Le phénomène est si commun qu'on en oublie l'étrangeté. Pourquoi consentir à ce que tel être humain a le droit de dire des choses qui m'obligent ? D'où vient ce droit ? Est-ce de sa fonction, de son savoir, de sa naissance, de sa beauté, de sa force ? Et qu'arrive-t-il quand l'autorité s'effondre, comme cela arrive périodiquement dans l'histoire — lorsqu'un roi tombe, lorsqu'une religion perd son influence, lorsqu'une science est déstabilisée par une autre ? La parole d'autorité n'est pas une chose simple. Elle suppose un crédit, c'est-à-dire une croyance partagée. Et toute croyance est, par nature, fragile.
Vous allez voir, dans ce chapitre, comment Pascal a tenté de penser la pluralité des autorités en distinguant trois ordres (le corps, l'esprit, la charité), et comment La Boétie, deux siècles plus tôt, avait posé une question encore plus radicale : pourquoi tant d'hommes obéissent-ils à un seul ? Le retour, en filigrane, de La Fontaine vous montrera enfin ce que la cour produit quand elle se trompe d'autorité.
Le mot autorité vient du latin auctoritas, lui-même dérivé du verbe augere, « faire croître ». L'auctor romain est celui qui fait advenir quelque chose : l'auteur d'un livre, le fondateur d'une cité, le garant d'une promesse. L'autorité d'une parole, c'est ce qui lui permet de faire advenir une conséquence dans le réel — obéissance, respect, croyance — sans qu'il soit nécessaire d'argumenter.
Une parole d'autorité n'a donc pas besoin d'être prouvée pour être suivie. Elle se distingue ainsi de la parole rationnelle (qui doit s'établir sur des raisons) et de la parole rhétorique (qui doit emporter l'adhésion par persuasion). L'autorité fonctionne en amont : ce que dit le médecin sur ma santé, je le crois avant d'être persuadé, parce que c'est lui qui le dit. Ce que dit le code de la route, je l'obéis parce qu'il est le code. Toute société fonctionne sur un système d'autorités reconnu, sans quoi rien ne tient.
Les sources de l'autorité sont multiples.
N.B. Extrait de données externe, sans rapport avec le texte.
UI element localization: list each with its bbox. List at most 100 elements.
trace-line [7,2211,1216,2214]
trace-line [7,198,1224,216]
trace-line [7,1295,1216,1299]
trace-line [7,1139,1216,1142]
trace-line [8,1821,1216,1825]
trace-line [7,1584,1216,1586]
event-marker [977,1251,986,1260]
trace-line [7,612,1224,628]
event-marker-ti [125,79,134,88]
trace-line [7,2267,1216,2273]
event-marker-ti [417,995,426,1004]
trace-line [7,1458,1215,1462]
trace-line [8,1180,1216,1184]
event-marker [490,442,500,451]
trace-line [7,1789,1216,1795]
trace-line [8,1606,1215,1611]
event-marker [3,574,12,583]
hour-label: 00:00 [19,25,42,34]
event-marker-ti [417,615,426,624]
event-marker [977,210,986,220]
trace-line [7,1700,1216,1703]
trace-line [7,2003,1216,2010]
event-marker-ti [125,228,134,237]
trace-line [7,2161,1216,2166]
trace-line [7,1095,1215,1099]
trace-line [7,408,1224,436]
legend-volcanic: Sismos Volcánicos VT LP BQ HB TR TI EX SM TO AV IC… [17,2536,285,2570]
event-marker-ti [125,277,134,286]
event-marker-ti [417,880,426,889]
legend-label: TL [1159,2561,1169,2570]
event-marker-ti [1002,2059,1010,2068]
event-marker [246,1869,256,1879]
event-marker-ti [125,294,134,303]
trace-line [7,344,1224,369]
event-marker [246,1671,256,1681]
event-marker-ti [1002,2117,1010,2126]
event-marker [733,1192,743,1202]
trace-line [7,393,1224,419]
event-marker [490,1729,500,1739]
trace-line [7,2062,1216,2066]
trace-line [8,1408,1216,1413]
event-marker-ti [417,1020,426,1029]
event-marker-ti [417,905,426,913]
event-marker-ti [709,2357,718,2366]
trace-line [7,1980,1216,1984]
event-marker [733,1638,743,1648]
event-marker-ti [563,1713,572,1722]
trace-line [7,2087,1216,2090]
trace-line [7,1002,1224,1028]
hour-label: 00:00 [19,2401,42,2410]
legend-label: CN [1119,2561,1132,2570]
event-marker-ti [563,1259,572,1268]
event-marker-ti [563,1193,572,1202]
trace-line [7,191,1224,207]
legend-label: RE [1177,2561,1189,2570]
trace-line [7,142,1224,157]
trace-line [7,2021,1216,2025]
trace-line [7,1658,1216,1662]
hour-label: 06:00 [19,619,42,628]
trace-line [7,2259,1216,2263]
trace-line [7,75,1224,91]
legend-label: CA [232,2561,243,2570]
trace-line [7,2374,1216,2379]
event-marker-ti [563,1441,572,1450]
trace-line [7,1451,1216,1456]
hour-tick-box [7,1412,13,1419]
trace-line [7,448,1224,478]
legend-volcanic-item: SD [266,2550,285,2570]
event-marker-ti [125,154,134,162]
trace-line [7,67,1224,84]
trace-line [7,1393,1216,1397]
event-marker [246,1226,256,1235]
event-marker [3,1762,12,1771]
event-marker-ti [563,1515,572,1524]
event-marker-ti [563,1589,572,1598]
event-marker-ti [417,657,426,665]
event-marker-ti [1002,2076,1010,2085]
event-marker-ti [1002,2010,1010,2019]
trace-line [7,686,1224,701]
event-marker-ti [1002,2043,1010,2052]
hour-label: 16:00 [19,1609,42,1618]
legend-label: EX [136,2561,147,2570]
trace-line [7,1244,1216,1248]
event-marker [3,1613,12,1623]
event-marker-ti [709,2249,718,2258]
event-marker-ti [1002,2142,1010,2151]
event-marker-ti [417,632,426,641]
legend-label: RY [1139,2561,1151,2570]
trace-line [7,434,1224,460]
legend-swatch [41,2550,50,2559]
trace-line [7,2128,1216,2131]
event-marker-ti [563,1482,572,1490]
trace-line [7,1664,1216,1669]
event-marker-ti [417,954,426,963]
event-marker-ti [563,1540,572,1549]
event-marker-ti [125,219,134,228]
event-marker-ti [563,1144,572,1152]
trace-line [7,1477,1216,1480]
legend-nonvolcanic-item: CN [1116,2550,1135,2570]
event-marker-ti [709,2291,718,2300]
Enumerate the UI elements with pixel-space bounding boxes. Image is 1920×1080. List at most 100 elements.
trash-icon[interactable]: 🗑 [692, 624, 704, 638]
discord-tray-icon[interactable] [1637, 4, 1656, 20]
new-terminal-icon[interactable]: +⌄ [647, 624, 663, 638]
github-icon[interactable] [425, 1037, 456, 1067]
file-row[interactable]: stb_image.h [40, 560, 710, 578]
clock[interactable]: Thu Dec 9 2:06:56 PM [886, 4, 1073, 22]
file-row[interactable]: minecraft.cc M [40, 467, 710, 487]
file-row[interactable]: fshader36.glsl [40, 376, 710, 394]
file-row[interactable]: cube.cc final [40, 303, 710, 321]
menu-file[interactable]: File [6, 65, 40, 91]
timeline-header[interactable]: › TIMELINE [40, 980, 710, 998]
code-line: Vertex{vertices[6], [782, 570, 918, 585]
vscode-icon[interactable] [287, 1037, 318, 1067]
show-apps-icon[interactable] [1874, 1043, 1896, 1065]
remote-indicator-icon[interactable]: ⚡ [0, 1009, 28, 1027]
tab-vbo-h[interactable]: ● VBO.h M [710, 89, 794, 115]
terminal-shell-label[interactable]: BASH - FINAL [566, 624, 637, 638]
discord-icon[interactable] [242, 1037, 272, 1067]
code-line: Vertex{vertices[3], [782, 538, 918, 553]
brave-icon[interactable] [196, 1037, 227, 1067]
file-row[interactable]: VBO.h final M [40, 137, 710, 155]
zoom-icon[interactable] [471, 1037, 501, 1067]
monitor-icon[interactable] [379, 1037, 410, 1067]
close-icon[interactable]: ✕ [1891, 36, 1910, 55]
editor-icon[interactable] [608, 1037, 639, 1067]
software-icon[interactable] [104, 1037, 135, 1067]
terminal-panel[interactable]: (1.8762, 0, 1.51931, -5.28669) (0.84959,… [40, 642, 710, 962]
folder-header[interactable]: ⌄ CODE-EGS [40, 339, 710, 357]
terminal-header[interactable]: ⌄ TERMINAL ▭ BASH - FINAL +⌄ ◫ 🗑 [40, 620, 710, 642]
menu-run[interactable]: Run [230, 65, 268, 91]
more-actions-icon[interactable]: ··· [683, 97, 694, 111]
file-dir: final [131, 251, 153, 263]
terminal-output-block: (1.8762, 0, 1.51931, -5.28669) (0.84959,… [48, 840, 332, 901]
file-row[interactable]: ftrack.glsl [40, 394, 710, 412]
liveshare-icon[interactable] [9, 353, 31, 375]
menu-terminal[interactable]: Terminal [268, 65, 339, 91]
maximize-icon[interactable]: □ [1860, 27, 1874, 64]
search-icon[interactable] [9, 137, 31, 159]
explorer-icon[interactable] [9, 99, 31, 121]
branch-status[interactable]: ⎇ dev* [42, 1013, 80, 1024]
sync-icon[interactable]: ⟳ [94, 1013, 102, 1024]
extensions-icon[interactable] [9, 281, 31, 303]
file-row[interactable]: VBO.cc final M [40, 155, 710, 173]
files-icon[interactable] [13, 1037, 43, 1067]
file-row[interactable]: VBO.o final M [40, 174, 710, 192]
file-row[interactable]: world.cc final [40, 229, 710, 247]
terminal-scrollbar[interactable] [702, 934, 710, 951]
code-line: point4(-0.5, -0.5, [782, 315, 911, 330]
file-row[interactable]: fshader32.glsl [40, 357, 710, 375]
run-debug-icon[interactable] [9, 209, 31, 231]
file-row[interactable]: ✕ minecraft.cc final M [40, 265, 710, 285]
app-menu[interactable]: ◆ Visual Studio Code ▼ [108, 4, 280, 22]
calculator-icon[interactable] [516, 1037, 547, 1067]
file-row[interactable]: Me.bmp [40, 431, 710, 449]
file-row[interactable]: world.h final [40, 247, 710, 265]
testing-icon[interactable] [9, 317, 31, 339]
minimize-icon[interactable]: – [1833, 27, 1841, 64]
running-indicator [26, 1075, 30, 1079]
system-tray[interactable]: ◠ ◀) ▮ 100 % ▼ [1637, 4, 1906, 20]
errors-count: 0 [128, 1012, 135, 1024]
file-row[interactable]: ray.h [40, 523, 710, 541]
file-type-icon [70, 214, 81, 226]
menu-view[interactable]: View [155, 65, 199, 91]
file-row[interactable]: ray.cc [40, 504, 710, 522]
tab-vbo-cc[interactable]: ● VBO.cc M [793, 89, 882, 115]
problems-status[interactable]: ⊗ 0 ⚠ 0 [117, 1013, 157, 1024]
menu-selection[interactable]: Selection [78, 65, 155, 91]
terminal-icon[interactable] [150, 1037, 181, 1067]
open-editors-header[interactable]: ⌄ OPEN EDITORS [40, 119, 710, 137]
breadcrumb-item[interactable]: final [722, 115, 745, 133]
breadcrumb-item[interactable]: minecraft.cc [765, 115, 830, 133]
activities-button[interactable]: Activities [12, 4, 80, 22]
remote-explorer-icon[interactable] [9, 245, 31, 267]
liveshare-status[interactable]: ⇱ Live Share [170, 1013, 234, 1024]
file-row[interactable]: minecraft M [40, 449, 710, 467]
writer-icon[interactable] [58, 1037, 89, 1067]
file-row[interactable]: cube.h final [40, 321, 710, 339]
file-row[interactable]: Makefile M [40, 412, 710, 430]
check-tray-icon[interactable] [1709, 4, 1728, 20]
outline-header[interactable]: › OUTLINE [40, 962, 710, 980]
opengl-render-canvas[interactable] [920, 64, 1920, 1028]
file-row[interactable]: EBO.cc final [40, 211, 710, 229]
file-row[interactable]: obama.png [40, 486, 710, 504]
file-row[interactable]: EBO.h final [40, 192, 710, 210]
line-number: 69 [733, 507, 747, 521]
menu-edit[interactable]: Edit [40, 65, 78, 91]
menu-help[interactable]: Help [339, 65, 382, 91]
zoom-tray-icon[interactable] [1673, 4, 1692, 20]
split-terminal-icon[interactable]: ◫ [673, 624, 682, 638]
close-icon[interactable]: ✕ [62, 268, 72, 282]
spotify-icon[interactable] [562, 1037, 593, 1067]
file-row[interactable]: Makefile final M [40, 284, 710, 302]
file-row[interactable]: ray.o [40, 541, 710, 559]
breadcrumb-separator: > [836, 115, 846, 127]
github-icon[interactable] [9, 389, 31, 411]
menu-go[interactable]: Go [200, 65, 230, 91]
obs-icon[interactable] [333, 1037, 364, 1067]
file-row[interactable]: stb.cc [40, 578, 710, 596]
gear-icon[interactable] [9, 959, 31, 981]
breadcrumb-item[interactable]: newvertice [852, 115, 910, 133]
La tradition (« on a toujours dit… »), la fonction (le titre, le grade, l'institution), le savoir (la compétence technique), la naissance (la noblesse, la lignée), la révélation (la parole sacrée), le charisme (l'aura personnelle). Chacune de ces sources peut, dans certaines conditions, conférer à une parole un poids particulier. Hannah Arendt, au XXᵉ siècle, a même soutenu que la modernité se caractérisait par une crise de l'autorité généralisée : nous avons cessé de savoir clairement qui a le droit de parler en dernière instance. Vous le sentez peut-être dans le débat public actuel, où toutes les expertises se valent, se contredisent, ou sont contestées.
Mais l'autorité, qu'elle soit ancienne ou contestée, repose toujours sur un même ressort : la reconnaissance de l'auditoire. Une autorité que personne ne reconnaît n'existe plus, même si elle détient encore le pouvoir matériel. C'est ce que Louis XVI a appris, sans bien le comprendre, entre 1789 et 1793. La parole d'autorité est créditée avant d'être prononcée — et tout crédit peut, un jour, être retiré.
Blaise Pascal (1623–1662) est un cas exceptionnel dans l'histoire de la pensée : mathématicien de premier ordre, physicien (l'expérience du Puy-de-Dôme, 1648), polemiste (les Provinciales, 1656–1657), il consacre les dernières années de sa vie à rédiger une apologie de la religion chrétienne restée inachevée à sa mort : ce sont les Pascal — Pensées (Les trois ordres), publiées de manière posthume en 1670.
Dans le fragment dit « des trois ordres » (fragment 308 édition Lafuma), Pascal pose une thèse décisive : il existe trois types d'être, et donc trois types d'autorité, qui ne sont pas commensurables entre eux.
La distance infinie des corps aux esprits figure la distance infiniment plus infinie des esprits à la charité, car elle est surnaturelle.
Lisez lentement. Pascal distingue :
L'ordre des corps. C'est l'ordre de la force physique, de la richesse matérielle, du pouvoir militaire. Le roi, le riche, le guerrier règnent dans cet ordre. Leur autorité est faite de chair, d'or, d'épées. Mais cette autorité n'a aucun poids dans l'ordre suivant.
L'ordre des esprits. C'est l'ordre de la science, de la pensée, de la démonstration. Le mathématicien, le philosophe, le savant règnent dans cet ordre. Aucun roi, quelle que soit sa puissance, ne peut faire qu'un théorème soit vrai ou faux. Pascal a vu, lui-même géomètre, que la vérité d'une démonstration ignore les couronnes.